Some of my readers are aware that I have argued on Capitol Hill for better regulation of the commodity markets. In my opinion (sadly, far from mainstream), commodity prices were distorted by the tidal wave of investment capital flowing into these markets. The rapid collapse in global commodity prices is, to my mind, some vindication of my belief that prices were artificially supported — that’s the good news. The bad news is that the price decline, particularly in oil, has pushed the “regulation of speculation” debate to the back burner. However, it is very important that the excessive non-commercial demand for commodities receive scrutiny, not just because it may again disrupt markets in the future, but also because we may have drawn false conclusions from last summer’s distorted markets.
One such conclusion, now questionable, was that the spectacular rise in grain prices was due to bio-fuel production demand (ethanol). Bio-fuels became demonized as having driven food inflation and even starvation. However, it may well be that “investment” demand for commodities was an even more overwhelming factor than I imagined. Advocates of bio-fuels have begun to take up the argument that overspeculation in the commodity markets was the culprit. A few examples can be found here and here.
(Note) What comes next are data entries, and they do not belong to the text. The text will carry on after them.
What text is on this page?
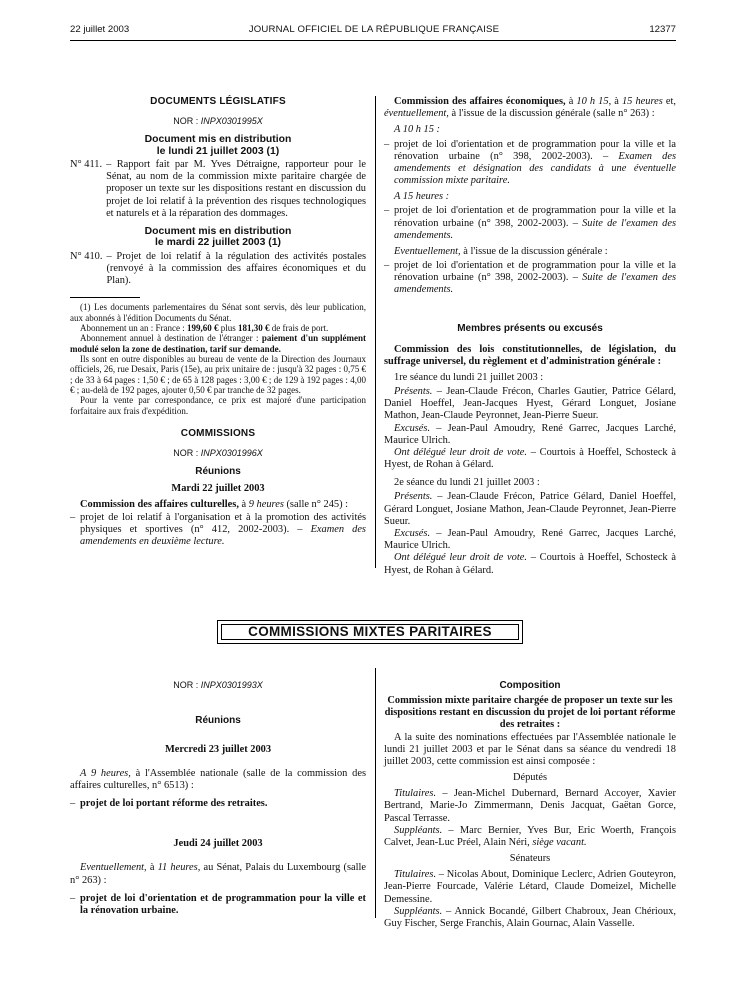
22 juillet 2003	JOURNAL OFFICIEL DE LA RÉPUBLIQUE FRANÇAISE	12377
DOCUMENTS LÉGISLATIFS
NOR : INPX0301995X
Document mis en distribution
le lundi 21 juillet 2003 (1)
N° 411. – Rapport fait par M. Yves Détraigne, rapporteur pour le Sénat, au nom de la commission mixte paritaire chargée de proposer un texte sur les dispositions restant en discussion du projet de loi relatif à la prévention des risques technologiques et naturels et à la réparation des dommages.
Document mis en distribution
le mardi 22 juillet 2003 (1)
N° 410. – Projet de loi relatif à la régulation des activités postales (renvoyé à la commission des affaires économiques et du Plan).

(1) Les documents parlementaires du Sénat sont servis, dès leur publication, aux abonnés à l'édition Documents du Sénat.

Abonnement un an : France : 199,60 € plus 181,30 € de frais de port.

Abonnement annuel à destination de l'étranger : paiement d'un supplément modulé selon la zone de destination, tarif sur demande.

Ils sont en outre disponibles au bureau de vente de la Direction des Journaux officiels, 26, rue Desaix, Paris (15e), au prix unitaire de : jusqu'à 32 pages : 0,75 € ; de 33 à 64 pages : 1,50 € ; de 65 à 128 pages : 3,00 € ; de 129 à 192 pages : 4,00 € ; au-delà de 192 pages, ajouter 0,50 € par tranche de 32 pages.

Pour la vente par correspondance, ce prix est majoré d'une participation forfaitaire aux frais d'expédition.

COMMISSIONS
NOR : INPX0301996X
Réunions
Mardi 22 juillet 2003
Commission des affaires culturelles, à 9 heures (salle n° 245) :
– projet de loi relatif à l'organisation et à la promotion des activités physiques et sportives (n° 412, 2002-2003). – Examen des amendements en deuxième lecture.
Commission des affaires économiques, à 10 h 15, à 15 heures et, éventuellement, à l'issue de la discussion générale (salle n° 263) :
A 10 h 15 :
– projet de loi d'orientation et de programmation pour la ville et la rénovation urbaine (n° 398, 2002-2003). – Examen des amendements et désignation des candidats à une éventuelle commission mixte paritaire.
A 15 heures :
– projet de loi d'orientation et de programmation pour la ville et la rénovation urbaine (n° 398, 2002-2003). – Suite de l'examen des amendements.
Eventuellement, à l'issue de la discussion générale :
– projet de loi d'orientation et de programmation pour la ville et la rénovation urbaine (n° 398, 2002-2003). – Suite de l'examen des amendements.
Membres présents ou excusés
Commission des lois constitutionnelles, de législation, du suffrage universel, du règlement et d'administration générale :
1re séance du lundi 21 juillet 2003 :
Présents. – Jean-Claude Frécon, Charles Gautier, Patrice Gélard, Daniel Hoeffel, Jean-Jacques Hyest, Gérard Longuet, Josiane Mathon, Jean-Claude Peyronnet, Jean-Pierre Sueur.
Excusés. – Jean-Paul Amoudry, René Garrec, Jacques Larché, Maurice Ulrich.
Ont délégué leur droit de vote. – Courtois à Hoeffel, Schosteck à Hyest, de Rohan à Gélard.
2e séance du lundi 21 juillet 2003 :
Présents. – Jean-Claude Frécon, Patrice Gélard, Daniel Hoeffel, Gérard Longuet, Josiane Mathon, Jean-Claude Peyronnet, Jean-Pierre Sueur.
Excusés. – Jean-Paul Amoudry, René Garrec, Jacques Larché, Maurice Ulrich.
Ont délégué leur droit de vote. – Courtois à Hoeffel, Schosteck à Hyest, de Rohan à Gélard.
COMMISSIONS MIXTES PARITAIRES
NOR : INPX0301993X
Réunions
Mercredi 23 juillet 2003
A 9 heures, à l'Assemblée nationale (salle de la commission des affaires culturelles, n° 6513) :
– projet de loi portant réforme des retraites.
Jeudi 24 juillet 2003
Eventuellement, à 11 heures, au Sénat, Palais du Luxembourg (salle n° 263) :
– projet de loi d'orientation et de programmation pour la ville et la rénovation urbaine.
Composition
Commission mixte paritaire chargée de proposer un texte sur les dispositions restant en discussion du projet de loi portant réforme des retraites :
A la suite des nominations effectuées par l'Assemblée nationale le lundi 21 juillet 2003 et par le Sénat dans sa séance du vendredi 18 juillet 2003, cette commission est ainsi composée :
Députés
Titulaires. – Jean-Michel Dubernard, Bernard Accoyer, Xavier Bertrand, Marie-Jo Zimmermann, Denis Jacquat, Gaëtan Gorce, Pascal Terrasse.
Suppléants. – Marc Bernier, Yves Bur, Eric Woerth, François Calvet, Jean-Luc Préel, Alain Néri, siège vacant.
Sénateurs
Titulaires. – Nicolas About, Dominique Leclerc, Adrien Gouteyron, Jean-Pierre Fourcade, Valérie Létard, Claude Domeizel, Michelle Demessine.
Suppléants. – Annick Bocandé, Gilbert Chabroux, Jean Chérioux, Guy Fischer, Serge Franchis, Alain Gournac, Alain Vasselle.
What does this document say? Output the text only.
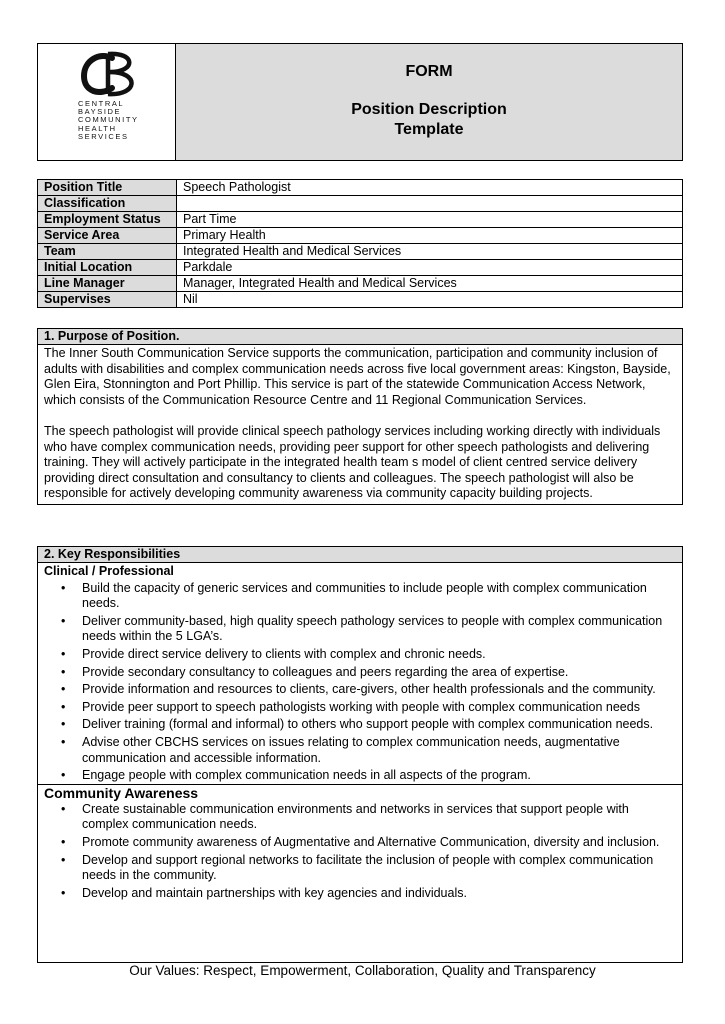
CENTRAL
BAYSIDE
COMMUNITY
HEALTH
SERVICES
FORM
Position Description
Template
Position Title	Speech Pathologist
Classification	
Employment Status	Part Time
Service Area	Primary Health
Team	Integrated Health and Medical Services
Initial Location	Parkdale
Line Manager	Manager, Integrated Health and Medical Services
Supervises	Nil
1. Purpose of Position.

The Inner South Communication Service supports the communication, participation and community inclusion of adults with disabilities and complex communication needs across five local government areas: Kingston, Bayside, Glen Eira, Stonnington and Port Phillip. This service is part of the statewide Communication Access Network, which consists of the Communication Resource Centre and 11 Regional Communication Services.

The speech pathologist will provide clinical speech pathology services including working directly with individuals who have complex communication needs, providing peer support for other speech pathologists and delivering training. They will actively participate in the integrated health team s model of client centred service delivery providing direct consultation and consultancy to clients and colleagues. The speech pathologist will also be responsible for actively developing community awareness via community capacity building projects.

2. Key Responsibilities
Clinical / Professional
• Build the capacity of generic services and communities to include people with complex communication needs.
• Deliver community-based, high quality speech pathology services to people with complex communication needs within the 5 LGA’s.
• Provide direct service delivery to clients with complex and chronic needs.
• Provide secondary consultancy to colleagues and peers regarding the area of expertise.
• Provide information and resources to clients, care-givers, other health professionals and the community.
• Provide peer support to speech pathologists working with people with complex communication needs
• Deliver training (formal and informal) to others who support people with complex communication needs.
• Advise other CBCHS services on issues relating to complex communication needs, augmentative communication and accessible information.
• Engage people with complex communication needs in all aspects of the program.
Community Awareness
• Create sustainable communication environments and networks in services that support people with complex communication needs.
• Promote community awareness of Augmentative and Alternative Communication, diversity and inclusion.
• Develop and support regional networks to facilitate the inclusion of people with complex communication needs in the community.
• Develop and maintain partnerships with key agencies and individuals.
Our Values: Respect, Empowerment, Collaboration, Quality and Transparency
I have no opinion on the efficacy of bio-fuels (I gather that there is evidence to the contrary), but I do think that, if we are to lessen our dependence on the Middle East and Russia’s oil reserves, we need to hold a fair debate on the alternatives. Failing to recognize the impact of overspeculation means a discussion on the genuine merits cannot occur. My own testimony before the House Agriculture Committee can be found on the House website.